I raced yesterday: 10K on the erg. It went well. Almost perfectly, as a matter of fact. In the process, I was reminded of just how challenging, gut wrenching, and mentally, physically, and spiritually demanding a 10 kilometer race can be. It may be the perfect race distance.
My 5K race time predicts a 37:00 10K. Since my training had been skewed more towards the endurance end of things, and since I'd gained fitness since my 5K race (3 weeks ago) I decided to target 36:40, or a 1:50 per 500m split. I checked in with John, my training partner and, on this day, sole competititor. He acknowledged that he had exactly the same target time. In the back of my mind I etched 36:30 as the time which would define a great race.
In my experience, the key to a 10K race is kilometers 6, 7, and 8. At that point in the race, questions cloud the mind:
Is the body still willing? Has the spirit been broken? Why am I doing this?Predictably, I came through 5K in pretty good shape: 18:14.1. A quick glance at John's monitor assured me that I was slightly ahead of him (we were both rowing on the setting that shows, in addition to current 500m pace, average 500m split, I was at 1:49.4, John was at 1:50.0).
Into kilometers 6, 7, and 8 we went. My pace drifted, slowing to an aggregate 1:49.7 By 8k. A glance at John's monitor indicated that, incredibly, he was gaining speed! He was now at 1:49.8.
With 2K to go I fought to ignore the nagging questions challenging body, mind, and spirit. I picked up pace again and held off the steady rise in average pace. John continued to gain, however. It was a dead heat with a kilometer to go.
Heart rate rising, I pulled a 1:48 500m to bring my pace down to 1:49.6 with 500m to go. Confident, I glanced at John's monitor. 1:49.5!! Shit!
I pulled harder, ignoring the urge to back off and recover a bit in advance of the final surge. In our 5K race, John had beaten me by 1.1 seconds. I'd kicked with 150m to go. Afterwards, I thought that if I'd kicked a little earlier, I would've beat him.
With 200m to go, I found another gear. Could I hold it? I shut my eyes and pulled--form be damned, I added every upper body muscle and fiber to my quad and glute drive. I opened my eyes and focused on the monitor through the lactic acid fog. 83m to go, 1:35 pace. 8 strokes. Now 5. Now done.

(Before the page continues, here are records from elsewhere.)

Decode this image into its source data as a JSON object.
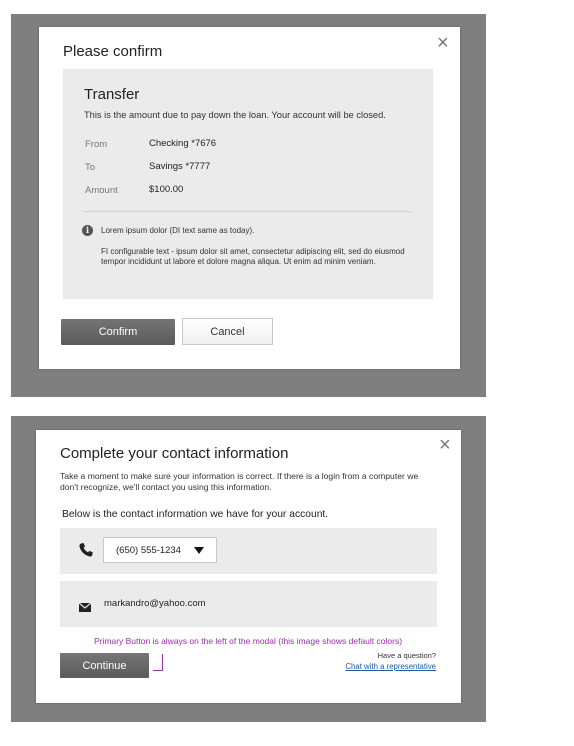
{
  "confirm_modal": {
    "title": "Please confirm",
    "close_symbol": "×",
    "panel_heading": "Transfer",
    "panel_subtitle": "This is the amount due to pay down the loan. Your account will be closed.",
    "rows": [
      {
        "label": "From",
        "value": "Checking *7676"
      },
      {
        "label": "To",
        "value": "Savings *7777"
      },
      {
        "label": "Amount",
        "value": "$100.00"
      }
    ],
    "info_line": "Lorem ipsum dolor (DI text same as today).",
    "info_paragraph": "FI configurable text  - ipsum dolor sit amet, consectetur adipiscing elit, sed do eiusmod tempor incididunt ut labore et dolore magna aliqua. Ut enim ad minim veniam.",
    "confirm_label": "Confirm",
    "cancel_label": "Cancel"
  },
  "contact_modal": {
    "title": "Complete your contact information",
    "close_symbol": "×",
    "intro": "Take a moment to make sure your information is correct. If there is a login from a computer we don't recognize, we'll contact you using this information.",
    "subheading": "Below is the contact information we have for your account.",
    "phone_value": "(650) 555-1234",
    "email_value": "markandro@yahoo.com",
    "annotation": "Primary Button is always on the left of the modal (this image shows default colors)",
    "continue_label": "Continue",
    "question_text": "Have a question?",
    "chat_link": "Chat with a representative"
  },
  "colors": {
    "backdrop": "#7f7f7f",
    "panel": "#ebebeb",
    "primary_button": "#666666",
    "annotation": "#9b2fae",
    "link": "#1a5ea8"
  }
}
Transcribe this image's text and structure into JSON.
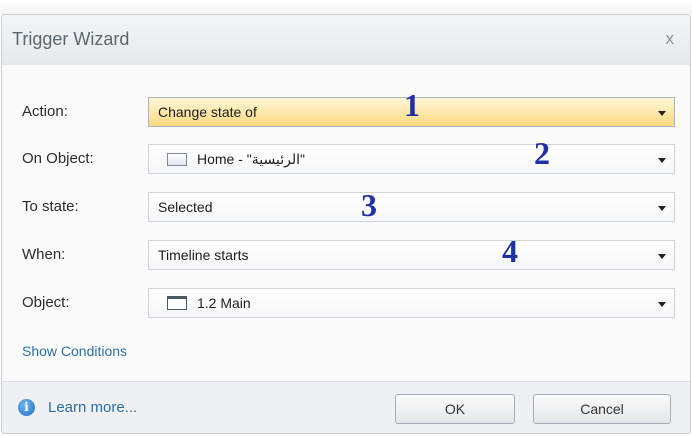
{
  "dialog": {
    "title": "Trigger Wizard",
    "close": "x"
  },
  "rows": {
    "action": {
      "label": "Action:",
      "value": "Change state of",
      "marker": "1"
    },
    "on_object": {
      "label": "On Object:",
      "value": "Home - \"الرئيسية\"",
      "marker": "2",
      "icon": "object-icon"
    },
    "to_state": {
      "label": "To state:",
      "value": "Selected",
      "marker": "3"
    },
    "when": {
      "label": "When:",
      "value": "Timeline starts",
      "marker": "4"
    },
    "object": {
      "label": "Object:",
      "value": "1.2 Main",
      "icon": "window-icon"
    }
  },
  "show_conditions": "Show Conditions",
  "footer": {
    "learn_more": "Learn more...",
    "ok": "OK",
    "cancel": "Cancel",
    "info_icon": "info-icon"
  },
  "colors": {
    "marker": "#1f2fa7",
    "link": "#2e6ea6",
    "active_combo": "#fde6a3"
  }
}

Shit! John stopped a split second before I did. My time: 36:25.4. John: 36:24.8.
Afterwards, over a carne asada burrito and a Sebago IPA (well, 2 of them, but that's a story for a different blog) I congratulated John (Geary's Winter Ale and chicken burrito)and reflected on how good I felt about the race and how great the beer and burrito tasted. Then I picked up the tab, and thought how much better it all would've tasted if it'd been his tab.
Oh well, there's always the next race.